Joan Edesson de Oliveira: A Infantaria do Ódio

Neste domingo (16), pelas ruas de diversas cidades do Brasil, o ódio desfilou livremente, a baba viscosa e venenosa contaminando olhos e ouvidos de quem, estarrecido, assistia àquela micareta de horrores, brotada de um passado não tão distante assim.

Por *Joan Edesson de Oliveira


Não foi uma manifestação de democracia, como iludem-se alguns. Democratas não sonham com a morte dos seus opositores e nem a pregam abertamente nas ruas. Democratas não lamentam, como aquela senhora, em tom de afirmação ou de interrogação, ainda não sei bem, “porque não mataram todos em 1964”. Democratas não lamentam, como a senhora de cabelos brancos, provavelmente uma avó que já viu muito na vida, o fato da Presidenta da República, outra avó que viu de perto e queimou no inferno da tortura, não ter sido enforcada nas masmorras do DOI-CODI. Democratas não vociferam “somos todos Cunha” com indisfarçável orgulho. Democratas não sorriem enquanto ajudam o filho, uma criança ainda, a segurar um cartaz afirmando que “sonegar impostos é legítima defesa”. Democratas não discursam inflamados, como o tolo de Belo Horizonte, contra padres e freiras da Teologia da Libertação, nem pregam o ódio em nome de Deus. Democratas não rezam ajoelhados em frente aos quartéis pedindo ditadura militar. Democratas não fazem, felizes e verdeamarelados, a saudação de “Heil Hitler”.

Não, o que vimos ontem, 16 de agosto, não foi uma manifestação de democracia, decididamente. O que vimos foi uma marcha fascista. E não me convencem alguns bem intencionados de que estavam ali contra a corrupção, que são democratas, que não concordam com algumas das ideias ali colocadas, que aqueles outros eram minoria. Quem marcha junto com os fascistas, quem confraterniza nas ruas com nazistas assumidos, quem tira fotos com a mesma polícia que acaba de cometer mais uma chacina, é também um fascista, um nazista, um cúmplice silencioso de assassinatos.

A indignação seletiva contra a corrupção não é apenas filha da ignorância. A indignação seletiva contra a corrupção é típica de quem defende seus injustos privilégios, de quem se sente incomodado com a ascensão social e com a melhoria das condições de vida dos mais pobres. Não é a ignorância, é a certeza de que são melhores, que leva alguém a ostentar orgulhosamente o cartaz afirmando que “governo sem corrupção é governo de ricos, pois ricos não precisam roubar”. Eis aí um excelente mote. Poderíamos retrucar aos pais do garoto que portava o cartaz, pois certamente não foi ele a escrever aquela pérola, que a sua afirmação é de que “pobres roubam porque precisam, e ricos roubam porque são ladrões mesmo, por hábito”. É isso que aquele cartaz traduz.

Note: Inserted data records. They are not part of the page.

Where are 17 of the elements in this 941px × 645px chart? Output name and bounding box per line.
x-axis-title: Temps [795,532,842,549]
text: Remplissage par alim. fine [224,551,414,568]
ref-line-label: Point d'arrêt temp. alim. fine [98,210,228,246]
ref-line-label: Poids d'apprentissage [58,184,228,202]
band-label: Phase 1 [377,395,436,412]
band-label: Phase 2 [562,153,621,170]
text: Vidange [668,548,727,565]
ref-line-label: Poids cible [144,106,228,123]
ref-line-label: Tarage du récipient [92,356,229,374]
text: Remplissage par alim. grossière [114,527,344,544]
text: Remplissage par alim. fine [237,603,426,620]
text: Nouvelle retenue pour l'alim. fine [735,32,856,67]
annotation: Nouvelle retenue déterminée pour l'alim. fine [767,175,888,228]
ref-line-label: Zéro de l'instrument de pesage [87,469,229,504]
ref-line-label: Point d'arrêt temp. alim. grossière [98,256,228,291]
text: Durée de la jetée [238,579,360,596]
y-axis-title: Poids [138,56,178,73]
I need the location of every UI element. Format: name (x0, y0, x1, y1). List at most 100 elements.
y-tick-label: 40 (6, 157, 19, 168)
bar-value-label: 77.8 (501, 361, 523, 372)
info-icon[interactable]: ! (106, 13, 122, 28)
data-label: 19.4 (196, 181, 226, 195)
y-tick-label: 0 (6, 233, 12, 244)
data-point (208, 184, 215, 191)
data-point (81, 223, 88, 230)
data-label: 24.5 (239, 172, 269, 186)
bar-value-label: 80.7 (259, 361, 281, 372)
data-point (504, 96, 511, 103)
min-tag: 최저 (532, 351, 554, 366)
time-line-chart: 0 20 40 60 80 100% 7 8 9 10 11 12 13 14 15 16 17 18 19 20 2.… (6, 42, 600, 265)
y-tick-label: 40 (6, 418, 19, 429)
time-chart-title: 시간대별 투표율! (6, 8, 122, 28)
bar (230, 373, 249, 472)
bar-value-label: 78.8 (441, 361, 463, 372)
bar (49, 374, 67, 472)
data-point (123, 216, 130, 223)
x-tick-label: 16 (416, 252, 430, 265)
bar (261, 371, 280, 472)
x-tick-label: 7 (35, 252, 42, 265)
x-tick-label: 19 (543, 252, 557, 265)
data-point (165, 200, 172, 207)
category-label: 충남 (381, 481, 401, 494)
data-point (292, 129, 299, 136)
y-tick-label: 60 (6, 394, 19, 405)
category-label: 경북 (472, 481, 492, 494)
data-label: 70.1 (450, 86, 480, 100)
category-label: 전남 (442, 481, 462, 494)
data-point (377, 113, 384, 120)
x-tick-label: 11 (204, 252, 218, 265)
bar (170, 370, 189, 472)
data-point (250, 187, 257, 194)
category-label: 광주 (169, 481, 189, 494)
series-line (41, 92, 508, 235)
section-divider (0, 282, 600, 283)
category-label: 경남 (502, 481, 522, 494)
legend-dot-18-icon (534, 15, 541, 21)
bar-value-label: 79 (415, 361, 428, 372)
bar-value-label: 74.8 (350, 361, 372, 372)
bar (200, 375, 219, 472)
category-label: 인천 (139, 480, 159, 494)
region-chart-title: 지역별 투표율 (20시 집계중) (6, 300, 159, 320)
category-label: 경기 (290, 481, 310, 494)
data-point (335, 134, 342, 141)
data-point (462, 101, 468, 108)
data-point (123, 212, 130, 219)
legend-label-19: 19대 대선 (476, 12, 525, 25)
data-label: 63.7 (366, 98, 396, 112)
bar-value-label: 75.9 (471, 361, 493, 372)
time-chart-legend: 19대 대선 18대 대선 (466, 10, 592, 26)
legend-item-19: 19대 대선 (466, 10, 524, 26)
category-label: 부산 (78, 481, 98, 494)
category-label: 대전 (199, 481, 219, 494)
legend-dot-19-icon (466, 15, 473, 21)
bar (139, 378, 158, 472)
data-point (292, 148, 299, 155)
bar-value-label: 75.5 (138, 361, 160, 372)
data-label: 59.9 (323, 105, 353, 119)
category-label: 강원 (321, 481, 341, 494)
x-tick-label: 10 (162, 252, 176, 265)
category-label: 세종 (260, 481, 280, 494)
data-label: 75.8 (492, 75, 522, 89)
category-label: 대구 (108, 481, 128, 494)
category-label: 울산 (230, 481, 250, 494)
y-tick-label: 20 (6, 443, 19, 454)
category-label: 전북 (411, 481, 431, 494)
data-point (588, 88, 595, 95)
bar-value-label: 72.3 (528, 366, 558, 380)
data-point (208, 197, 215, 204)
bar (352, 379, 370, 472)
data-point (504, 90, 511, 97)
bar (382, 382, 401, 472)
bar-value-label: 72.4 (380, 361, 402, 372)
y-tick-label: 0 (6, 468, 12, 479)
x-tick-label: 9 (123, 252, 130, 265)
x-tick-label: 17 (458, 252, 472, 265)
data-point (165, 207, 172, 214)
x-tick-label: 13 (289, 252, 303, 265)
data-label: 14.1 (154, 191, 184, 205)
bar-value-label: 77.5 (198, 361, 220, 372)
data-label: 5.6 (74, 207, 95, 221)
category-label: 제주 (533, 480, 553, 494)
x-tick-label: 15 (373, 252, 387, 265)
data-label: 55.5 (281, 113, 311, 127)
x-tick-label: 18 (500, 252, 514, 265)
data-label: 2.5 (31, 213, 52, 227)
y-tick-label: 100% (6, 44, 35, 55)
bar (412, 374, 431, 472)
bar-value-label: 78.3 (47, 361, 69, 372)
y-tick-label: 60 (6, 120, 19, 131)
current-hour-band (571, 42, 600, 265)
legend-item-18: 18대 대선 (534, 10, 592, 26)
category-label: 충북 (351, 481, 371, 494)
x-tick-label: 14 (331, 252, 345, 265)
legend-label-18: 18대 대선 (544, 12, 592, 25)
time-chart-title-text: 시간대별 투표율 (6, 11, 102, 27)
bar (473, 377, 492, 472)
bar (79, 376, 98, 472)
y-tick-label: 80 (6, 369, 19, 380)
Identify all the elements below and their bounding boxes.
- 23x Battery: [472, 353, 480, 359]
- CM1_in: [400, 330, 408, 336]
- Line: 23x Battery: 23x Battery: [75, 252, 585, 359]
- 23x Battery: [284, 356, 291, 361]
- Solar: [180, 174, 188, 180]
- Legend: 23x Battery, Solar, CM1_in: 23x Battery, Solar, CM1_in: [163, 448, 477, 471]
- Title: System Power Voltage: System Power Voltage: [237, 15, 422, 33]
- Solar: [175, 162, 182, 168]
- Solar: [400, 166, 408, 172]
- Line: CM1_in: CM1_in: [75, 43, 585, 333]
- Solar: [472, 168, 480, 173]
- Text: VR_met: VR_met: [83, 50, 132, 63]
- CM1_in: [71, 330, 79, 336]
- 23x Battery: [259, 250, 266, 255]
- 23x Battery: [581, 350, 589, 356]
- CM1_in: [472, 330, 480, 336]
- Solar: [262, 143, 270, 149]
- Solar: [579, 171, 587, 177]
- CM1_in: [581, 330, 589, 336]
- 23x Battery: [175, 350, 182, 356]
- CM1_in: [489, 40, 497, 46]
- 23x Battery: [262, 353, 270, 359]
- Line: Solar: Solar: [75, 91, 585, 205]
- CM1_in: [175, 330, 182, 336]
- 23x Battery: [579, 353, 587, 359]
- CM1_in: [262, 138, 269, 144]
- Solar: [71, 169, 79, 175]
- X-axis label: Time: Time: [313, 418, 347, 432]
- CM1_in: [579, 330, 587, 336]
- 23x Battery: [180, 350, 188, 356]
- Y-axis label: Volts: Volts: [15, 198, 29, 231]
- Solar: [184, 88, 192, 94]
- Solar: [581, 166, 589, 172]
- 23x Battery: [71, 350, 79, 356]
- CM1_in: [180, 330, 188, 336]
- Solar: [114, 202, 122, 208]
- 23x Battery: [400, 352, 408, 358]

Não importa se a insensata marcha de ontem foi menor que as anteriores. Ali não estavam todos, infelizmente. Quem desfilou ontem pelas ruas foi apenas a infantaria do ódio, a força primária do exército fascista. Na verdade, apenas um pelotão de infantaria, barulhento, recrutado exclusivamente com base no ódio.

Silenciosos ainda, bem protegidos por trás das montanhas, os verdadeiros generais ainda não deram as caras. Esperam pacientes que um grupo de soldados e alguns poucos tenentes façam um serviço sujo nas ruas. Esperam para ver se, de fato, há condições para se desencadear a guerra. Não nos enganemos, por enquanto o fascismo faz muito barulho. Mas eles avançarão, se acharem que podem. Lançarão mais bombas, se acharem que podem. Por agora, contentam-se em pregar em cartazes e discursos a morte dos que pensam diferente. Falam em varrer o comunismo, em acabar com os comunistas e englobam aí todos os que pensam de outra forma. Mas se acharem que dá, passarão das palavras aos atos. Do cartaz, o enforcamento passará ao poste. Do sonho, a esterilização das mulheres pobres passará à realidade.

Cabe a nós a resistência. Deixaremos mesmo que a infantaria fascista ocupe novamente o território da democracia, tão duramente conquistado e reconquistado? Deixaremos que essa democracia, ainda tênue e débil, seja novamente espancada, pisoteada, rota pelo ódio dos fascistas que ontem saíram às ruas?

*Joan Edesson de Oliveira é educador.